Ketika Pambudi memasukkan kendaraannya di garasi, dia merasa salut. Nadya sudah mempersiapkan masa depan dengan cerdas sehingga ketika rumah tangganya ambruk, dia masih bisa menghidupi diri sendiri. Sementara, Nadya mempersiapkan makan malam yang telah dibeli di jalan tadi dan mempersilakan Pambudi menyantap bersama. Sementara itu, jauh di dalam hati, Pambudi ingin mempersunting Nadya seperti keinginannya sebelas tahun silam.
Setelah selesai makan malam, "Ini kamarnya dua 'kan, Nok? Aku kau izinkan istirahat di kamar sebelah mana?" tanyanya dengan raut muka lucu.
Nadya tertawa, jawabnya, "Ranjang besarnya hanya ada satu di kamar belakang, sementara kamar depan masih kosong ee ... Mas!"
"Lah, ... bagaimana kita beristirahat malam  ini? Boleh kita sekamar, ya?"
"Iya, Mas. Kita terpaksa akan tidur seranjang malam  ini. Dengan catatan ...,"
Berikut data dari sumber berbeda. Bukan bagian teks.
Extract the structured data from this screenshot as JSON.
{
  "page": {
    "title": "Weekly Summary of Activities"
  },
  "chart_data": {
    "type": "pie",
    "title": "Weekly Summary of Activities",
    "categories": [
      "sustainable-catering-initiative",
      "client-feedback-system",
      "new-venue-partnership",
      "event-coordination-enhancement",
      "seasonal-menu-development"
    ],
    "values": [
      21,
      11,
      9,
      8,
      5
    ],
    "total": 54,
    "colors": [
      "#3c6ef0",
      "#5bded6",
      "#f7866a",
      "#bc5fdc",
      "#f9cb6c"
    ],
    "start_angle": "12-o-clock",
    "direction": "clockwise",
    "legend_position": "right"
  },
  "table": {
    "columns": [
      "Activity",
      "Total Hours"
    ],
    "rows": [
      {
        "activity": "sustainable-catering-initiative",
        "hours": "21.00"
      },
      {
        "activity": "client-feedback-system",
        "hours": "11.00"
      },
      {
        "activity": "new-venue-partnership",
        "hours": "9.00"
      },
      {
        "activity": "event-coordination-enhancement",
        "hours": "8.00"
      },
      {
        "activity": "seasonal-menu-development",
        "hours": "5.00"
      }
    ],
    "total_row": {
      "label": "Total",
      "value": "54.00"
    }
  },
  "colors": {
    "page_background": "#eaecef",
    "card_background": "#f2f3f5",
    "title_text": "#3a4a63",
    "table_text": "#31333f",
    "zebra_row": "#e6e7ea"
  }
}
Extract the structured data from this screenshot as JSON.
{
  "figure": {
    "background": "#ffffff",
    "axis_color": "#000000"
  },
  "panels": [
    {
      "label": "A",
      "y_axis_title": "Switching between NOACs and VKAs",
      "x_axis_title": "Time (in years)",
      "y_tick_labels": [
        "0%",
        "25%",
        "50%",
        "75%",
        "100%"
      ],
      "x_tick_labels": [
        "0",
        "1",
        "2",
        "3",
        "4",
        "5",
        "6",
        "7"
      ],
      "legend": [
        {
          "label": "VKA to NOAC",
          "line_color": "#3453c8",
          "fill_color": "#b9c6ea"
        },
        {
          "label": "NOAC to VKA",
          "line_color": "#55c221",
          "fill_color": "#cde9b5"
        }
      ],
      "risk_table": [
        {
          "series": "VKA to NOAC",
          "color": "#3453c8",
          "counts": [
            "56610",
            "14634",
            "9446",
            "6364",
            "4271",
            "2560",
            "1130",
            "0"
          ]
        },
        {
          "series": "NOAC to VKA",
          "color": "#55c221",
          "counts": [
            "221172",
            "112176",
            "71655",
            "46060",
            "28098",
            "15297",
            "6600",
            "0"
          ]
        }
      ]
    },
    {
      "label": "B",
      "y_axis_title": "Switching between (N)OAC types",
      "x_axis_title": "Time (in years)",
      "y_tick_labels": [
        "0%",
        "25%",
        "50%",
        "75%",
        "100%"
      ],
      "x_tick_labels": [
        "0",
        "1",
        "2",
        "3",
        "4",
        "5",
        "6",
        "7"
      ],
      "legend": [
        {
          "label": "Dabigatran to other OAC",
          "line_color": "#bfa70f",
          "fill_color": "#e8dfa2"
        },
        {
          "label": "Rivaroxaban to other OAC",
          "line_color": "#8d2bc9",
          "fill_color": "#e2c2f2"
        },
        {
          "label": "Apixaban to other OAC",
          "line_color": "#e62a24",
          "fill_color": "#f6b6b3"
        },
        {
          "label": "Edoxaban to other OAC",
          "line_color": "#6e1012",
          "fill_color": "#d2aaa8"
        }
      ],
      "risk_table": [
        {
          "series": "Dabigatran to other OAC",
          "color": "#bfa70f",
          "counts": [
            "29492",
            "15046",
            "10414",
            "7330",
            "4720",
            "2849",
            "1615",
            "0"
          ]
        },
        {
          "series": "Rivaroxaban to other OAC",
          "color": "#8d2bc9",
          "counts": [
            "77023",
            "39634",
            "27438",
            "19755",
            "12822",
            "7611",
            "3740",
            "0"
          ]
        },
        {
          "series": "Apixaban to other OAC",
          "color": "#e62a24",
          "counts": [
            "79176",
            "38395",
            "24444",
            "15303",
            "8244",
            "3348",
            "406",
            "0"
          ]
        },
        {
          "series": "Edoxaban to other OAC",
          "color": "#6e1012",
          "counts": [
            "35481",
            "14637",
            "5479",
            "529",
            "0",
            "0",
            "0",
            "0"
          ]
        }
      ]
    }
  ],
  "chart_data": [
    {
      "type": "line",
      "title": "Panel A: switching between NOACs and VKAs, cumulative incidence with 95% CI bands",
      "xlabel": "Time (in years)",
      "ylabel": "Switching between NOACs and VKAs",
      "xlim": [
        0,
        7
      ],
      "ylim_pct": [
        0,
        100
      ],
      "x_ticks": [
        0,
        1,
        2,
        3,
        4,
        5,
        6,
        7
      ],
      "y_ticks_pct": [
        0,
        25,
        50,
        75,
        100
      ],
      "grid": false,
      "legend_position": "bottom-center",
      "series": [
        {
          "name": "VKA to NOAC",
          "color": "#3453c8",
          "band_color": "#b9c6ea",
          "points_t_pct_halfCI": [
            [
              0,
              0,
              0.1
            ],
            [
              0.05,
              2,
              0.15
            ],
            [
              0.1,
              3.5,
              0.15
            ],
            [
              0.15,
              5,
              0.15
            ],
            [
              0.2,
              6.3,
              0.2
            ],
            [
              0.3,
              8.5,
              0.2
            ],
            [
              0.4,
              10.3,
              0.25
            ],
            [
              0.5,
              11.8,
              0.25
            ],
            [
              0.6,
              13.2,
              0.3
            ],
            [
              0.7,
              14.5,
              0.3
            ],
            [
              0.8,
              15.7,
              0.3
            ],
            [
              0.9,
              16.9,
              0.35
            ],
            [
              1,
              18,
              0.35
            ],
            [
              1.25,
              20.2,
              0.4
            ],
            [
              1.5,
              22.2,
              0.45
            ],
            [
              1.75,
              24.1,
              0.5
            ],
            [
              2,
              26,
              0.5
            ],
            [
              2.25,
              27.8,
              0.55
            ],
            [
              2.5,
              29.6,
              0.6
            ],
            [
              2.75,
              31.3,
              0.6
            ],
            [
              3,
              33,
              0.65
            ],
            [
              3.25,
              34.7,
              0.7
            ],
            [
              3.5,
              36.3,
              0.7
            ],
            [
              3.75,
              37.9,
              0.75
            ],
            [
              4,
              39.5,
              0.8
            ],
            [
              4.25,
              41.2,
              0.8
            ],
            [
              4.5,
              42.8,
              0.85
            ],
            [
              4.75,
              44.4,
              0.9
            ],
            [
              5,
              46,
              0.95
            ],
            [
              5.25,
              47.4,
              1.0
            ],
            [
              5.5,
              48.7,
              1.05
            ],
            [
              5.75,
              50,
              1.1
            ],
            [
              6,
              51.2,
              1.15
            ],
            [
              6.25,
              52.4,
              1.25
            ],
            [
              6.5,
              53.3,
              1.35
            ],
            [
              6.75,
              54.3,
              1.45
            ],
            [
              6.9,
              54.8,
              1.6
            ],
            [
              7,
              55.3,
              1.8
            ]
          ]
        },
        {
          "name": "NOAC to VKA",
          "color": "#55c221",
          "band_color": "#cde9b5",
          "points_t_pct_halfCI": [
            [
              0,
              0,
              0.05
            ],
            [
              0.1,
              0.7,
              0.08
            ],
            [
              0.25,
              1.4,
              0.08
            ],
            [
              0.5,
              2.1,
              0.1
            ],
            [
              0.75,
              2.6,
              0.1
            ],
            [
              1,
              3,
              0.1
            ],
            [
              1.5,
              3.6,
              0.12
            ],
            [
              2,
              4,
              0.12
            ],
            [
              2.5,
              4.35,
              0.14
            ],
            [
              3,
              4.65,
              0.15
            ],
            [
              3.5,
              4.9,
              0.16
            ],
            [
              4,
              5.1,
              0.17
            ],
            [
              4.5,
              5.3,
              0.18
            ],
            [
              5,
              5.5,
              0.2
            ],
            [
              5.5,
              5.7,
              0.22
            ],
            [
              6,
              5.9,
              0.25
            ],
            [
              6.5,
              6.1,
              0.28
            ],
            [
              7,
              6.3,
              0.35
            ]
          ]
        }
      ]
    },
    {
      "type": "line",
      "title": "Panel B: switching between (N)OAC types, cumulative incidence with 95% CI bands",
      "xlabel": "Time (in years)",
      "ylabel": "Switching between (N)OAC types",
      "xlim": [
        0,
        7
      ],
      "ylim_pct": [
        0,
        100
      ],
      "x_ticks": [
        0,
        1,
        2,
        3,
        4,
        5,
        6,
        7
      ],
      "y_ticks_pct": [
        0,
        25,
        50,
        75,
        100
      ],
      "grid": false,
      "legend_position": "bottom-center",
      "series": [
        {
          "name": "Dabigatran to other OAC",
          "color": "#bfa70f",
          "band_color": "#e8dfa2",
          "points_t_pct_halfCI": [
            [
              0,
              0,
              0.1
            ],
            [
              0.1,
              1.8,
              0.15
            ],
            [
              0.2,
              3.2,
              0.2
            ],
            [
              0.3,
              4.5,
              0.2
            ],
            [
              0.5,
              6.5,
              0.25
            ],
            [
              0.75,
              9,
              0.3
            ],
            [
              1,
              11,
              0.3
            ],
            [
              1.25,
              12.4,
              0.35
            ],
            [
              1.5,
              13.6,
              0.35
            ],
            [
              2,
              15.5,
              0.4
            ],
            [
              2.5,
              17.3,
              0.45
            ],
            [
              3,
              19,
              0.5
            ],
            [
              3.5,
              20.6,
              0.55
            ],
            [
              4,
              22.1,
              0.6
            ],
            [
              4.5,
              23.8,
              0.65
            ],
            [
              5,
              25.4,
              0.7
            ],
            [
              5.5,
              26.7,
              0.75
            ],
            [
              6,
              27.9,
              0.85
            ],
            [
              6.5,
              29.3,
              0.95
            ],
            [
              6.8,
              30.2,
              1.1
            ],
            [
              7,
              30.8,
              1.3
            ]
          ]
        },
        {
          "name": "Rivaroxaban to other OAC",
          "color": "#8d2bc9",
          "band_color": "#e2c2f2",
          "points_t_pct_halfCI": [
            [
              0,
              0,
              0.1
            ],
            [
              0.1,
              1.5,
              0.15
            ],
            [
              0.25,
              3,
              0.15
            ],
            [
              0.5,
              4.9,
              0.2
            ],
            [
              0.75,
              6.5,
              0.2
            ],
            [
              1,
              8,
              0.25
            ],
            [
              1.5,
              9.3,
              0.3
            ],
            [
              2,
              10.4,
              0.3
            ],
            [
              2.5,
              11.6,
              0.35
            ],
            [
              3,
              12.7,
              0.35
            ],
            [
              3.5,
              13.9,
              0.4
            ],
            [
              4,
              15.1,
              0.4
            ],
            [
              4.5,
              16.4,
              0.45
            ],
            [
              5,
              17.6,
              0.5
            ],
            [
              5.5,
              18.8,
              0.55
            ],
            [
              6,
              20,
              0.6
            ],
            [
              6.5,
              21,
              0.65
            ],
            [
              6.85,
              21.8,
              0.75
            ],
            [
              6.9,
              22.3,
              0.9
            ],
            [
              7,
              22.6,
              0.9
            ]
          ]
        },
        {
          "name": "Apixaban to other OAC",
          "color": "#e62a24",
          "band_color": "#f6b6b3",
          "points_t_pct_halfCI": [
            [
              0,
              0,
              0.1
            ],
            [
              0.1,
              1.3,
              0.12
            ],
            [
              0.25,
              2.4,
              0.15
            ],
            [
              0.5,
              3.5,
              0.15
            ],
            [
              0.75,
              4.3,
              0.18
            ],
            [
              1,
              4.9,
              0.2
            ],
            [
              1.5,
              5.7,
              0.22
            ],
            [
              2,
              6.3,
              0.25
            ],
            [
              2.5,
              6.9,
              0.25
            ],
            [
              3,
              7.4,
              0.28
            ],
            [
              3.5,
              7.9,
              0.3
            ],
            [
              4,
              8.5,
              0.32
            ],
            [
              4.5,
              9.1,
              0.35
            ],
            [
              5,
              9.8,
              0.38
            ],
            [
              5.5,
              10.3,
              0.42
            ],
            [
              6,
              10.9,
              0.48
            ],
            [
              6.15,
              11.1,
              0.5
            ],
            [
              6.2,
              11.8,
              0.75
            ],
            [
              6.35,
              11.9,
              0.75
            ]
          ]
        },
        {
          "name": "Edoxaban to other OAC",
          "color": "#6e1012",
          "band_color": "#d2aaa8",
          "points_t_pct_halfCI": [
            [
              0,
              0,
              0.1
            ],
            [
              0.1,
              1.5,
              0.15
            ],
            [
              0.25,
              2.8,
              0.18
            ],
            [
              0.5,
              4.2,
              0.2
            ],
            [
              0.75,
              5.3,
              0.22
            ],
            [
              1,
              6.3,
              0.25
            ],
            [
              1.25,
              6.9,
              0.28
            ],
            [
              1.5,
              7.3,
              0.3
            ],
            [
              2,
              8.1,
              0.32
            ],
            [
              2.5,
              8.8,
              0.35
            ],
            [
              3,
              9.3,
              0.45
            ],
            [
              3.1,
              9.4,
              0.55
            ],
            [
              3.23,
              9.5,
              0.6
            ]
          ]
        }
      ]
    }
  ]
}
"Ohh, ... ha ha ha ... aku masih perjaka, Nok! Aku belum bisa apa-apa, percaya sajalah!" gurau Pambudi.
Raut muka Nadya langsung merona. Jika berkaca pastilah akan semerah buah naga! Malu dan ... ah, nano-nano juga rasanya! Ia merasa masih istri sah Prasojo, tetapi malam ini harus tidur sekasur dengan pria beda. Haduuuhhh .... jantungnya bagai hendak berlompatan mengingat hal itu.
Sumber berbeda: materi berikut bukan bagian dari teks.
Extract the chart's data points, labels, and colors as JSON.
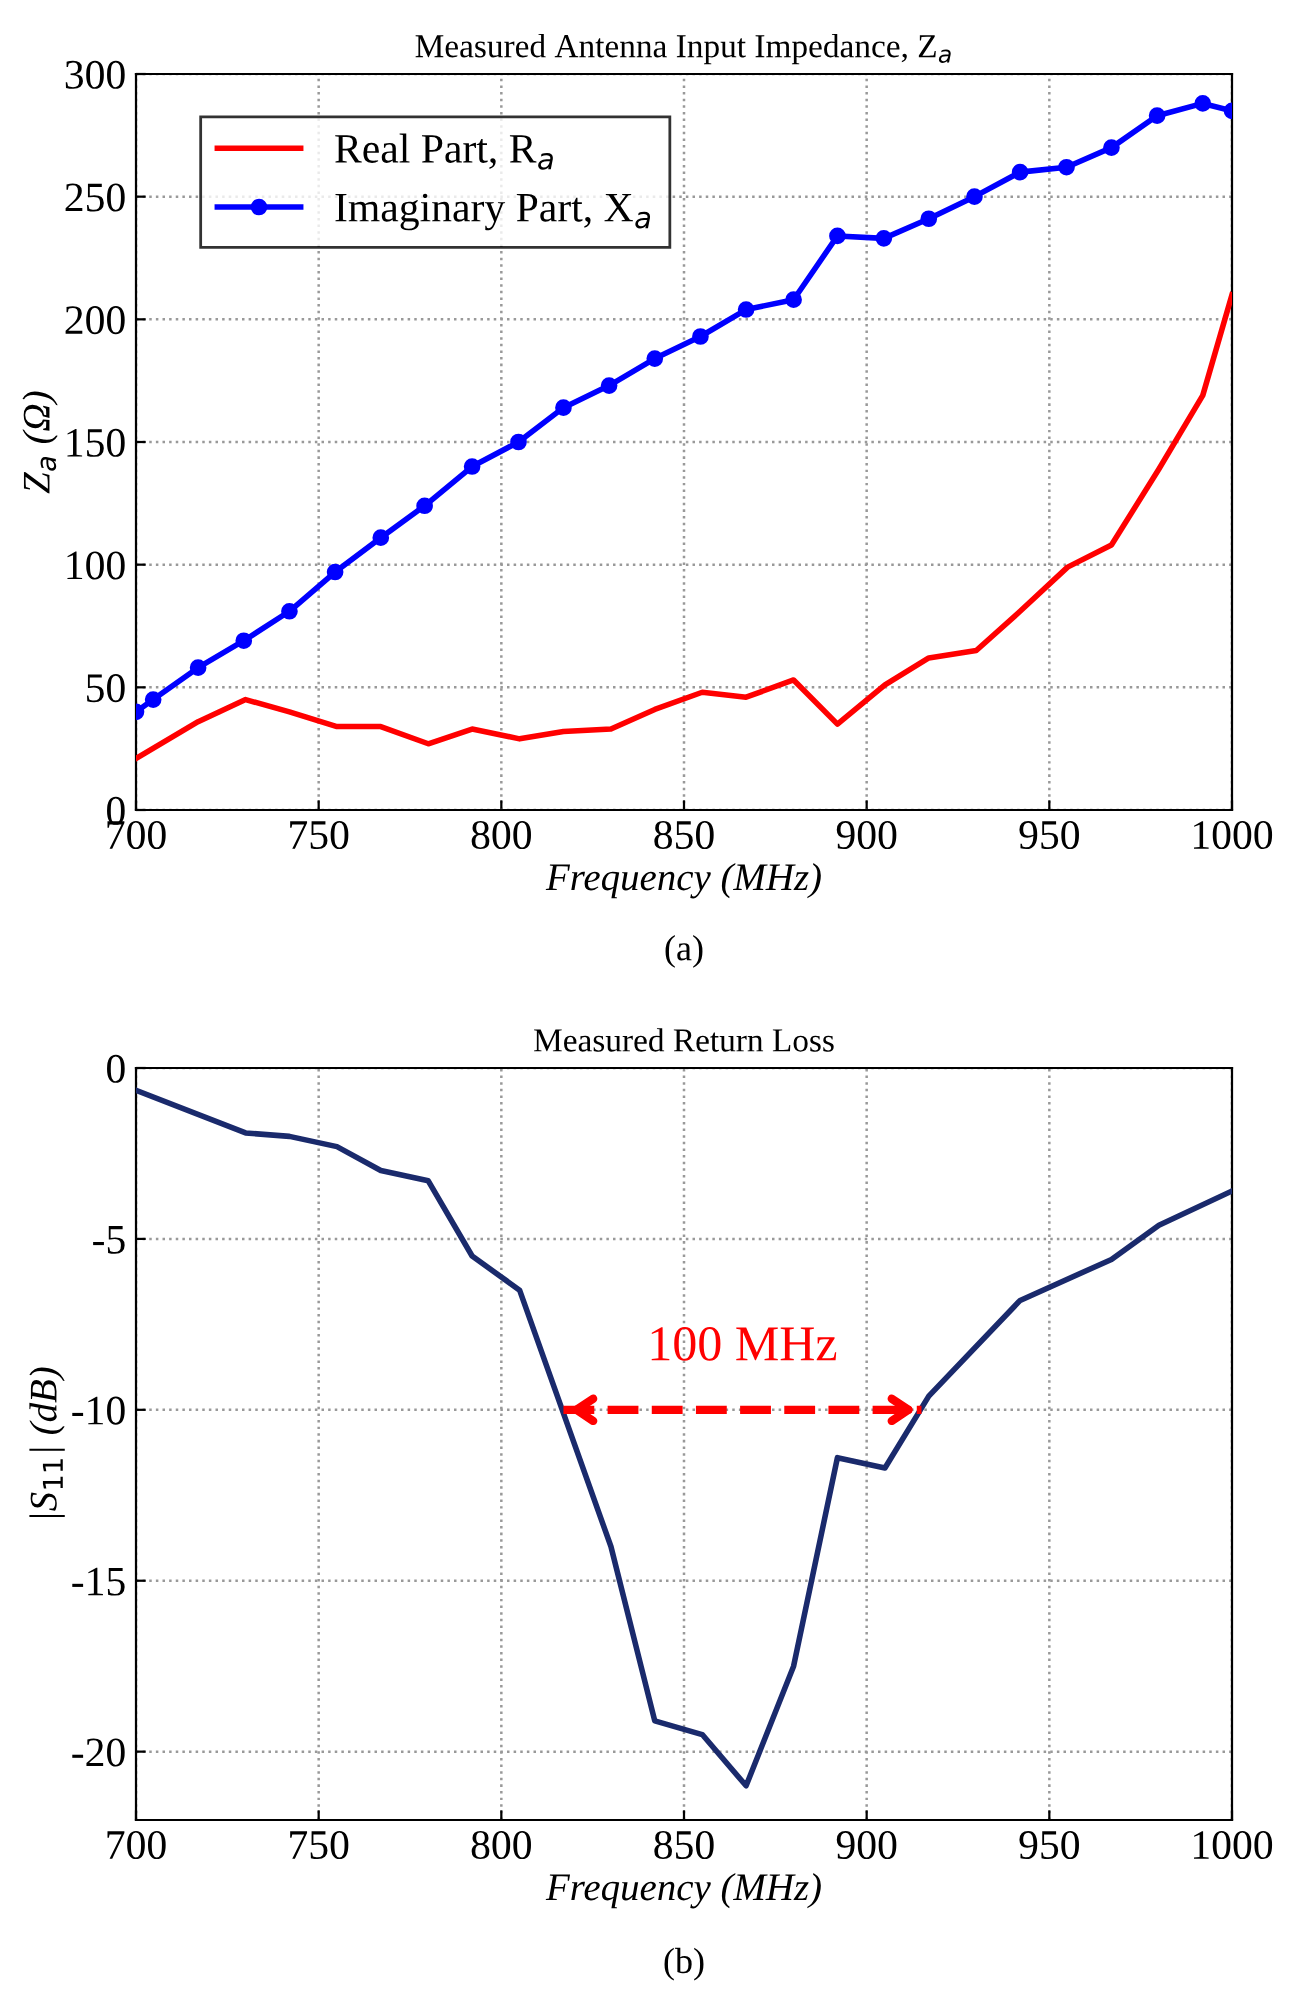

"Kamu tenang dan santai saja. Aku janji tidak akan melakukan hal-hal tercela!" Pambudi mengacungkan dua jari membentuk V.
"Emmm ...."
"Lagian ... kita bukan anak remaja kemarin sore, kan Nok? Percayalah! Kita ini sudah dewasa dan pastinya akan bisa mempertanggungjawabkan perilaku di hadapan Tuhan dan sesama!"